Sunday 04/29/12 Outlook
Patchy smoke from agricultural burning in Mexico and Central America should cover much of the middle of the state and will likely spread into Northwest Texas to mainly along and east of a line from Big Bend to Pecos to Dalhart and along and west of a line from Port Lavaca to Sherman and fine particulate could possibly reach “Moderate” levels in portions of this area, with highest concentrations most likely in South, Central, and Southwest Texas. Elsewhere in the state, moderate winds and lower incoming background levels should help to keep air quality in the “Good” range.

Monday 04/30/12 Outlook
Patchy smoke from agricultural burning in Mexico and Central America should continue over much of the middle of the state mainly along and east of a line from Big Bend to Lubbock to Pampa and along and west of a line from Port Lavaca to Sherman and fine particulate could possibly reach “Moderate” levels in portions of this area, with highest concentrations most likely in South, Central, and Southwest Texas. Elsewhere in the state, moderate winds and lower incoming background levels should help to keep air quality in the “Good” range.

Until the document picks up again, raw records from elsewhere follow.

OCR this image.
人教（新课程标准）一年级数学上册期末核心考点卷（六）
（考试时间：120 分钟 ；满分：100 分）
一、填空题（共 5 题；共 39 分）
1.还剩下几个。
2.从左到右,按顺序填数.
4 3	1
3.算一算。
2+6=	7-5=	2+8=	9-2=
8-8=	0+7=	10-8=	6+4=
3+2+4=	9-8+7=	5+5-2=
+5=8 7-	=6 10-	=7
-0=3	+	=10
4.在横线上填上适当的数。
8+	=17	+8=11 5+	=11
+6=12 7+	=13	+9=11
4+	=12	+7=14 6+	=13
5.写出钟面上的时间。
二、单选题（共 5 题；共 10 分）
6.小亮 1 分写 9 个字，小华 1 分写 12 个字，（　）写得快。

Tuesday 05/01/12 Extended Outlook
Patchy smoke from agricultural burning in Mexico and Central America should continue over much of the middle of the state mainly along and east of a line from Big Bend to Odessa to Childress and along and west of a line from Port Lavaca to Sherman and fine particulate could possibly reach “Moderate” levels in portions of this area, with highest concentrations most likely in South, Central, and Southwest Texas. Elsewhere in the state, moderate winds and lower incoming background levels should help to keep air quality in the “Good” range.

For a rough estimate of smoke concentrations over Texas through the entire forecast period, see the NRL Aerosol Model Forecasts.


*Regardless of our forecast, we always recommend that each individual determine what level of activity they should conduct based on the actual local conditions.

 

 

3 Responses to “Smoke from Mexico to arrive Saturday”

  1. Mary B says:

    Thanks for providing this information. I have asthma, and I know the smoke comes up every year in May. Your mentioning it on the news makes it possible for me to be proactive in preventing a flare-up. I wish you would give us progress reports on the news every evening though!

  2. Monica says:

    Reading the agricultural fires news, it comes to my mind that maybe the smoke is actually getting worse or the source is the volcano in Central Mexico name popocatepletl that in resent weeks has been super active. Can you investigate more or see if there’s ashes in that called “smoke”.
    Thanks

  3. Hi, Jim. You may have answered this question somewhere else, and I might have missed it. I have noticed, almost daily of late (at least some point during the day), what I would call “Lonesome Dove Winds,” which seem just as ominous and ground parching as last year. I am so grateful for the rain we got during the winter, but am I correct in foreboding another summer like last year if the ground is dried out enough? Thanks.